Asked what game genre Koda has in mind, he described motor racing as one example — allowing players to feel a sense of losing control of the steering wheel.

In five to 10 years, the company wants to replace vibrations with electric stimulus. This technology, which is smaller than the 3D Haptics system, could be added to a wristwatch, Koda says, so “people would be able to virtually feel different touch sensations without vibrations just by wearing the watch in the future.”

A step forward

Conventional haptic devices used in VR include robotic arms, ultrasound wave emitters and body suits, which Koda says are expensive, heavy or not portable.

If his company’s 3D Haptics system, which is roughly 20 millimeters by 20 millimeters by 15 millimeters and weighs just 14 grams, were fitted in a PlayStation game controller as a part, the part on its own would cost less than ¥1,000.

The system does has some caveats. Koda says that it is possible to produce sensations like “warm” and “cool” but not “hot,” “very cold” or “a prick of pain.”

How it works

The technology applies certain stimulus patterns to our fingers, which are delivered to the brain to create the sensory illusions.

With the vibrations, 3D Haptics can express three elements that make up our tactile sensations: the feelings of force, pressure and surface texture.

In a demonstration for force, Koda instructed reporters to move a dot in a circle on a computer screen using a palm-sized device held in the air. As they did, they experienced fine vibrations surging from the device through the tip of the thumb that gave the sensation of being tugged toward the dot. The force felt almost too strong to resist.

The vibrations can also conjure different textures such as bumpy and coarse, and a feeling that an object has fallen into a groove.

Paradigm shift

In his two decades of research and development, Nakamura had put much of his thought into how to make the technology “smaller” so that it could be incorporated into smartphones and wearables. It was the engineer’s other specialty — brain science — that lit a spark.

The key “does not lie in the strength of the force, but in tricking our brain,” he concluded. That new approach has allowed for the technology’s downsizing.

Regarding the relatively slow pace of development, Nakamura, who holds the basic patent for 3D Haptics, said that previously the market was not ready to embrace the idea.

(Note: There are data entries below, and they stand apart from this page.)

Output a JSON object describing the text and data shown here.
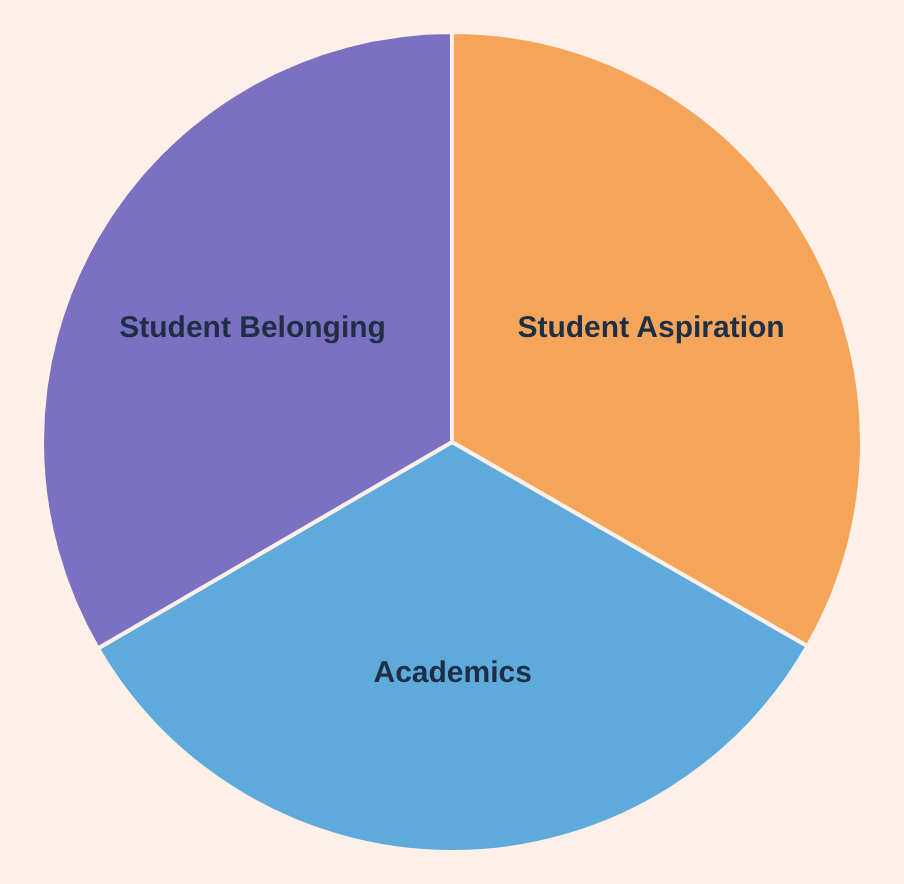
{
  "chart_data": {
    "type": "pie",
    "categories": [
      "Student Aspiration",
      "Academics",
      "Student Belonging"
    ],
    "values": [
      33.3,
      33.3,
      33.4
    ],
    "colors": [
      "#f5a55a",
      "#5eaadb",
      "#7b70c2"
    ]
  }
}
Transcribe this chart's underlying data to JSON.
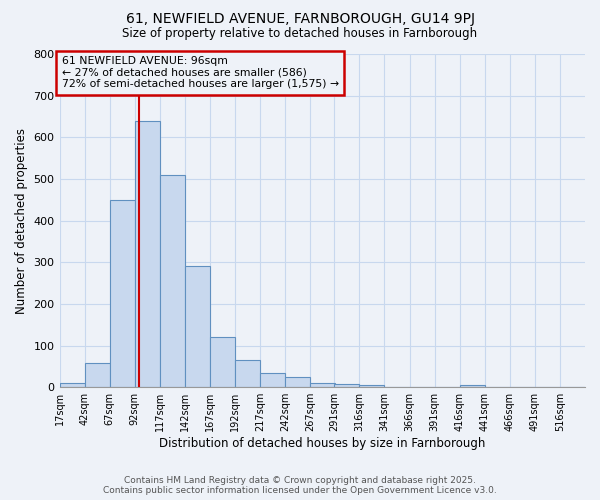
{
  "title1": "61, NEWFIELD AVENUE, FARNBOROUGH, GU14 9PJ",
  "title2": "Size of property relative to detached houses in Farnborough",
  "xlabel": "Distribution of detached houses by size in Farnborough",
  "ylabel": "Number of detached properties",
  "annotation_line1": "61 NEWFIELD AVENUE: 96sqm",
  "annotation_line2": "← 27% of detached houses are smaller (586)",
  "annotation_line3": "72% of semi-detached houses are larger (1,575) →",
  "property_size_sqm": 96,
  "bins": [
    17,
    42,
    67,
    92,
    117,
    142,
    167,
    192,
    217,
    242,
    267,
    291,
    316,
    341,
    366,
    391,
    416,
    441,
    466,
    491,
    516
  ],
  "counts": [
    10,
    58,
    450,
    640,
    510,
    290,
    120,
    65,
    35,
    25,
    10,
    8,
    5,
    0,
    0,
    0,
    5,
    0,
    0,
    0,
    0
  ],
  "bar_color": "#c8d8ee",
  "bar_edge_color": "#6090c0",
  "red_line_color": "#cc0000",
  "annotation_box_color": "#cc0000",
  "grid_color": "#c8d8ee",
  "background_color": "#eef2f8",
  "plot_bg_color": "#eef2f8",
  "footer_line1": "Contains HM Land Registry data © Crown copyright and database right 2025.",
  "footer_line2": "Contains public sector information licensed under the Open Government Licence v3.0.",
  "ylim": [
    0,
    800
  ],
  "yticks": [
    0,
    100,
    200,
    300,
    400,
    500,
    600,
    700,
    800
  ],
  "bin_width": 25
}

But now VR is becoming widespread and the advanced image quality of VR headsets is fueling people’s desire to feel the things they see, he added.

Japan’s spending on VR and AR products and services is expected to reach $1.76 billion in 2019 and $3.37 billion in 2022, according to a report published in December by IDC Japan, a research company specializing in information technology. Contents viewing and VR games would lead the consumer market, while training and video production may shape the commercial market, it says.

“People have come to realize that haptics are an indispensable part of VR experiences,” Nakamura says.

The city of Tsukuba, where Miraisens is based, is home to 29 research and educational institutions, including the Japan Aerospace Exploration Agency, and is hosting the Group of 20 ministerial meeting on trade and digital economy this weekend.